Doğru düşünce, kalp konağının emir subayı olan hak ve bâtılı ayırdedebilen nur ile zekâ faaliyetinin neticesi tefekkür ile, denetleyici ve tertip edici akıl ve vicdan faaliyeti süreci ile ortaya çıkar. Tefekkürün ete kemiğe bürünen hâli fazilet ile kardeşleri olan erdemler, düşüncenin ete kemiğe bürünen hâli olarak marifet amelleri (Selçuklu medreseleri-mektepleri, rasathane, ulucami, vb.) ile değerler manzumesidir. Bu mütalaayı okurken elbette ki zekânın hak ve bâtılı ayırdedebilen nur istikametinde yürümesi, aklın ise vicdanı takip etmesi gerektiği malûmunuz olsa da biz, bildiğinizi hatırlatmış olalım.

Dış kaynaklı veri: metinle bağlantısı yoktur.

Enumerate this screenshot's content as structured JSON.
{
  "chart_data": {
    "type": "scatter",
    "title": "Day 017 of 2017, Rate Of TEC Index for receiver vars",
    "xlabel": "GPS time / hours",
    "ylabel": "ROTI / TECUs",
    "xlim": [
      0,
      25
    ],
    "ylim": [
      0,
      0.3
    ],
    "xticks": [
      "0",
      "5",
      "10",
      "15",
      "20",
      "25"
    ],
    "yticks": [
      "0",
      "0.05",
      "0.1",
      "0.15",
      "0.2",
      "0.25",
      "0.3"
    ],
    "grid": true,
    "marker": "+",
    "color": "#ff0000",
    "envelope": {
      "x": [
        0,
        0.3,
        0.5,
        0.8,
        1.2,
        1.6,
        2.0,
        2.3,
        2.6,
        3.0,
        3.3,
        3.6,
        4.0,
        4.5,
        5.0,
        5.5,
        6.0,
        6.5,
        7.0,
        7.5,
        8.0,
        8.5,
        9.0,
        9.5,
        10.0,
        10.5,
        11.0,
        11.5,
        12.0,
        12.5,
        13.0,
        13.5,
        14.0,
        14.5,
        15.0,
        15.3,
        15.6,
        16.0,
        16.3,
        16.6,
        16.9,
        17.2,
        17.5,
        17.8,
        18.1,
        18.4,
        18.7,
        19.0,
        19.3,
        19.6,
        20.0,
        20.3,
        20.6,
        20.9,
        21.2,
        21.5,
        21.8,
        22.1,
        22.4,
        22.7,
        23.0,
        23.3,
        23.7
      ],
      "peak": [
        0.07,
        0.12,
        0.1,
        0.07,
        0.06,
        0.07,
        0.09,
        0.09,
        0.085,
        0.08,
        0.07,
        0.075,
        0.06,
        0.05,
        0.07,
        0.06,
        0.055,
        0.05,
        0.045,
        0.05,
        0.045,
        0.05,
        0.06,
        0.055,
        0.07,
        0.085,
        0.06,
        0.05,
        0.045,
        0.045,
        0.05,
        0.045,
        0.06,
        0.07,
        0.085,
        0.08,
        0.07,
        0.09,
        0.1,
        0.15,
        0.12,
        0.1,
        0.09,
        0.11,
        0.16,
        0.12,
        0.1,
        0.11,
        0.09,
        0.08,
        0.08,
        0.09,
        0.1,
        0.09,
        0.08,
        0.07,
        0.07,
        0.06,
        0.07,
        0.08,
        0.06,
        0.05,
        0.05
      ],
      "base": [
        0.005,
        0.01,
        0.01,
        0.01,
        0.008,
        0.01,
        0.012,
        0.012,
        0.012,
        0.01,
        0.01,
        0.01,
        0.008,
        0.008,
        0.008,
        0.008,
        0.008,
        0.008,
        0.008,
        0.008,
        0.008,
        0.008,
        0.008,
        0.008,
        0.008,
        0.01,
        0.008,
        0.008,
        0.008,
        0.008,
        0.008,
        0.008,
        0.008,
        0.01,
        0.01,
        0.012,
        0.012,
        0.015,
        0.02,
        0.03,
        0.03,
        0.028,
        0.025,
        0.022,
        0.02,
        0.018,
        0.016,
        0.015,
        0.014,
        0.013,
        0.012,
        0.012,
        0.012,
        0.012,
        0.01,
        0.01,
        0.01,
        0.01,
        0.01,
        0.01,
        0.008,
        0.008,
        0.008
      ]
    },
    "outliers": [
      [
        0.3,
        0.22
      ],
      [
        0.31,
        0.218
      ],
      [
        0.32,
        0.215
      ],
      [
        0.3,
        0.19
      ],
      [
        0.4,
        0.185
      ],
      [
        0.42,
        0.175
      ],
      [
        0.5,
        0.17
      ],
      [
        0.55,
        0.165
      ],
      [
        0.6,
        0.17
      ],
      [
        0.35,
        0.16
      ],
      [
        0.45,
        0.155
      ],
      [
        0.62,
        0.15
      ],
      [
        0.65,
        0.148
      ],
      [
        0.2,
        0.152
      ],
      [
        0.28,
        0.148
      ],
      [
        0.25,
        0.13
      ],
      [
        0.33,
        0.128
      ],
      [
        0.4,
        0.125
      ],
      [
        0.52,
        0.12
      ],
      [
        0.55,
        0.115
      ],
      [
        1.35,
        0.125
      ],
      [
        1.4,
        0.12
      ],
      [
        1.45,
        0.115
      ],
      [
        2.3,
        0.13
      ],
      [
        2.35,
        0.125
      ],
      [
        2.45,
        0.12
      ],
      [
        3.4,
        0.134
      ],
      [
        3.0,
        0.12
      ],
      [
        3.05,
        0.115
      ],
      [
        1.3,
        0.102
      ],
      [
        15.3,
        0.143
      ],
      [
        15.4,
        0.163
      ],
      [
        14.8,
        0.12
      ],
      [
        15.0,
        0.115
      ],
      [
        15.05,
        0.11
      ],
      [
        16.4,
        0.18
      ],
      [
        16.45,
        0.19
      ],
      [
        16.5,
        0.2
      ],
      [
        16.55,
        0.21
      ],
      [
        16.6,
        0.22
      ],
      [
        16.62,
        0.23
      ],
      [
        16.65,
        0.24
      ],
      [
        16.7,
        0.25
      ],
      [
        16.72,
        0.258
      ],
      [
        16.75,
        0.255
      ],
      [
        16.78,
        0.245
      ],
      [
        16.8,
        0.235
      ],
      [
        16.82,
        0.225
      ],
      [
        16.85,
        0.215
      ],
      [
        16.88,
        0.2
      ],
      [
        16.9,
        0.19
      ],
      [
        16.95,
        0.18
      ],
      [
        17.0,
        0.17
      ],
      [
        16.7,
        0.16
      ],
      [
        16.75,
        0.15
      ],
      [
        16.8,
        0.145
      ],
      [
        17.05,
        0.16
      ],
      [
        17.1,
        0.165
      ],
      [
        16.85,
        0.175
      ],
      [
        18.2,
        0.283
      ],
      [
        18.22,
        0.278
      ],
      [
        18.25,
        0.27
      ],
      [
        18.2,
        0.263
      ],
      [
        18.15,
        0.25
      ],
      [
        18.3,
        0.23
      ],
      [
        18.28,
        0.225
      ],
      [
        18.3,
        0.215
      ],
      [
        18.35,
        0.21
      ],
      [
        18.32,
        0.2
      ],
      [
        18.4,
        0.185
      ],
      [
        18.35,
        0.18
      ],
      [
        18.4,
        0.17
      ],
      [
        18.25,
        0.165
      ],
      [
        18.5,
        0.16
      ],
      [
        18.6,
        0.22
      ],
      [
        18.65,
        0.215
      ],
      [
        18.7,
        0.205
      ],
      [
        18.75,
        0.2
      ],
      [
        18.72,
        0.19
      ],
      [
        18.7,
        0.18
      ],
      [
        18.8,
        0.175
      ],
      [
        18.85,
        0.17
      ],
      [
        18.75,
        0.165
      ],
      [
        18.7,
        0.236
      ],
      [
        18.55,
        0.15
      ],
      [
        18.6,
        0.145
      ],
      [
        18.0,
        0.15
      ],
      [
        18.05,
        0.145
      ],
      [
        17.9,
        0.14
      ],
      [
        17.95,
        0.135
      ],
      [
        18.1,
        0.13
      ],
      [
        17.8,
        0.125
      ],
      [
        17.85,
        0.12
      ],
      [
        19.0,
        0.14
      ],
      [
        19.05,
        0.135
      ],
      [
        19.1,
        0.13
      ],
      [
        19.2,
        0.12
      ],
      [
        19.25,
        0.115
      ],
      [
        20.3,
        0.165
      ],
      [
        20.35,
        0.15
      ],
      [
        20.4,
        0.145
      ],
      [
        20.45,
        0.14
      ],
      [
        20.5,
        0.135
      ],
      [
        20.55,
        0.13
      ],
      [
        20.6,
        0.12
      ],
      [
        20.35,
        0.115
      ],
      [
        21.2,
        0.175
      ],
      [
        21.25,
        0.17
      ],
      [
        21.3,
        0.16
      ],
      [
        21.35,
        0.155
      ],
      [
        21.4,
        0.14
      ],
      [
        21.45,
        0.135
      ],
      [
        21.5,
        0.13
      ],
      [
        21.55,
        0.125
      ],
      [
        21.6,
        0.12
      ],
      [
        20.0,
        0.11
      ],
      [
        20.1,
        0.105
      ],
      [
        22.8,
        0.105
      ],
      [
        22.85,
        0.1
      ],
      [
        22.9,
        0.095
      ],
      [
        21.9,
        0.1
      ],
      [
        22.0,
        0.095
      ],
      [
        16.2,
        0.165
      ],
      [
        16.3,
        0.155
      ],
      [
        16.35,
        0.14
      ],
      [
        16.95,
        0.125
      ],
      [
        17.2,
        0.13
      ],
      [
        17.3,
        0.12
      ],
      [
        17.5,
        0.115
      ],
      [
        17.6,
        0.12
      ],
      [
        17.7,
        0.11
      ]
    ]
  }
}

Evet, bu meyanda fazilet ile mahsulleri için zekâmız ile kalbimizin, marifet ile mahsulleri için aklımız ile vicdanımızın meşru izdivaçlarını sağlamalı ve her daim rabıtalı kılmalıyız. Bu meşru izdivaç ve rabıta keyfiyetini sağladığımız takdirde zekâ ile kalp izdivacının sureti olarak fazilet, akıl ile vicdan izdivacının çehresi olarak marifetin temeyyüz etmesi kadar doğal bir şey olamaz.
Dut yaprağı yiyen ipek böceği gibi kozamızı örmek için çabaladığımız bu yolculuğumuzun da mola yerine vardık. Yürüyerek geldiğimiz yollara, altında yürüdüğümüz gökyüzüne bakarken, dertlerimizin dermansız, sorularımızın cevapsız kalmayacağı doğru yöne bakmayı unutmayalım, yeterli olur…
Burhan Halit KOŞAN
1- Ölüm Odası-346 / Salih MİRZABEYOĞLU
2- Dil ve Anlayış -160 / Salih MİRZABEYOĞLU
3- Ölüm Odası-346 / Salih MİRZABEYOĞLU
4- Ölüm Odası- 362/ Salih MİRZABEYOĞLU
5- Dil ve Anlayış- 192/ Salih MİRZABEYOĞLU
Ecr: Sevap, mükâfat, ödül, hediye, ikram.
Piyade: Asker manasına da gelen bu kelime, kıssada vasıta-binek olmaksızın yaya yapılan hac yolculuğu mânâsında kullanılmıştır.